They are surely the most horrifying offshoot of modern technology nuclear warheads which can smite hundreds of thousands of people dead within seconds, and leave lasting scars on a landscape for generations.
And while most of us will have seen archive footage of nuclear explosions before, one thing we are unlikely to have heard is their sound.
For, according to one expert, most films we see of a nuclear blast use stock ‘explosion’ sound effects for the bang and audio footage is few and far between.
But Alex Wellerstein, an historian of science at the American Institute of Physics, has shared a unigue video of a blast during America’s testing of nukes in the Yucca Mountain area of Nevada during the 1950s.

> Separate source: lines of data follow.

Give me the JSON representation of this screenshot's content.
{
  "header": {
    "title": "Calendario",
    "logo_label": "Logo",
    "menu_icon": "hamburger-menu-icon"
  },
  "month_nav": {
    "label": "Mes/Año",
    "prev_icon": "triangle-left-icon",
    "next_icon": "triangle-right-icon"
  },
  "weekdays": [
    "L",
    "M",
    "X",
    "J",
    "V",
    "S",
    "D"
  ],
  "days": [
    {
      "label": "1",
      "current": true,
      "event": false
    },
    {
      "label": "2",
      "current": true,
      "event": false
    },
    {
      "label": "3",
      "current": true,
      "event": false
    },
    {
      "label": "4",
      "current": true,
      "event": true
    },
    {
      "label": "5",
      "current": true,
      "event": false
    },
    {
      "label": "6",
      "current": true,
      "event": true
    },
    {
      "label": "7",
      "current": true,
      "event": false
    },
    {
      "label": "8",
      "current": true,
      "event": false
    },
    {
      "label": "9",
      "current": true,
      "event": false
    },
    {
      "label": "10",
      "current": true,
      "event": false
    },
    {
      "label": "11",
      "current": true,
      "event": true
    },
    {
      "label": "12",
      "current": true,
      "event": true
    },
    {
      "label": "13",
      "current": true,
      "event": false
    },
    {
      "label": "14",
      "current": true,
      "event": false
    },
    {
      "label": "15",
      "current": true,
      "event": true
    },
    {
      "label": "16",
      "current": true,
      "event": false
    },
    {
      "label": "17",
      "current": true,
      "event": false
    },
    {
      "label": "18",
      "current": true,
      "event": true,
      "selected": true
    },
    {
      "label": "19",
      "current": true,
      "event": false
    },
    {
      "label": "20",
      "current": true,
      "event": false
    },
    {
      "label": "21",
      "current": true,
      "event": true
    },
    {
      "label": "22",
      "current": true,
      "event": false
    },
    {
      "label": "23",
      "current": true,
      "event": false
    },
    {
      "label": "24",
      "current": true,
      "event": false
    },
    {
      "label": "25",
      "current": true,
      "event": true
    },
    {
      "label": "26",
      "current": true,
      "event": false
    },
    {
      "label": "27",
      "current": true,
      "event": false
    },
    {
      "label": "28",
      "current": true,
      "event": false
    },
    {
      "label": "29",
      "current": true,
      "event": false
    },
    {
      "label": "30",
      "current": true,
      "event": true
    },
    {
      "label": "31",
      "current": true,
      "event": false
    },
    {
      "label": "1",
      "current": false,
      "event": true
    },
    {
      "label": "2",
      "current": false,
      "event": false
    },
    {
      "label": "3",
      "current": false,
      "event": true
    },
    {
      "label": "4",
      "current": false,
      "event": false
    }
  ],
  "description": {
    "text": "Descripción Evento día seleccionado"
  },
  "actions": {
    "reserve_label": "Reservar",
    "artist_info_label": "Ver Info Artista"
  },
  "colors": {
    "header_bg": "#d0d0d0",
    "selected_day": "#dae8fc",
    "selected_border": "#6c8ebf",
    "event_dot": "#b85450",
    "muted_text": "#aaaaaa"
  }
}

The historian was sent the video below from a Russian colleague, and has now shared it on his blog.
Wellerstein wrote: ‘Most films of nuclear explosions are dubbed. If they do contain an actual audio recording of the test blast itself (something Im often suspicious of I suspect many were filmed silently and have a stock blast sound effect), its almost always shifted in time so that the explosion and the sound of the blast wave are simultaneous.
‘This is, of course, quite false: the speed of light is much faster than the speed of sound, and the cameras are kept a very healthy distance from the test itself, so in reality the blast wave comes half a minute or so after the explosion. Basic physics that even a non-technical guy like me can understand.
‘Its rare to find footage where the sound has not been monkeyed with in post-processing. So I was pleased when a Russian correspondent sent me a link to footage digitized by the National Archives of a 1953 nuclear test. The footage is very raw: it hasnt been edited much, and is a bit washed out, but the audio is still in correct, original sync.’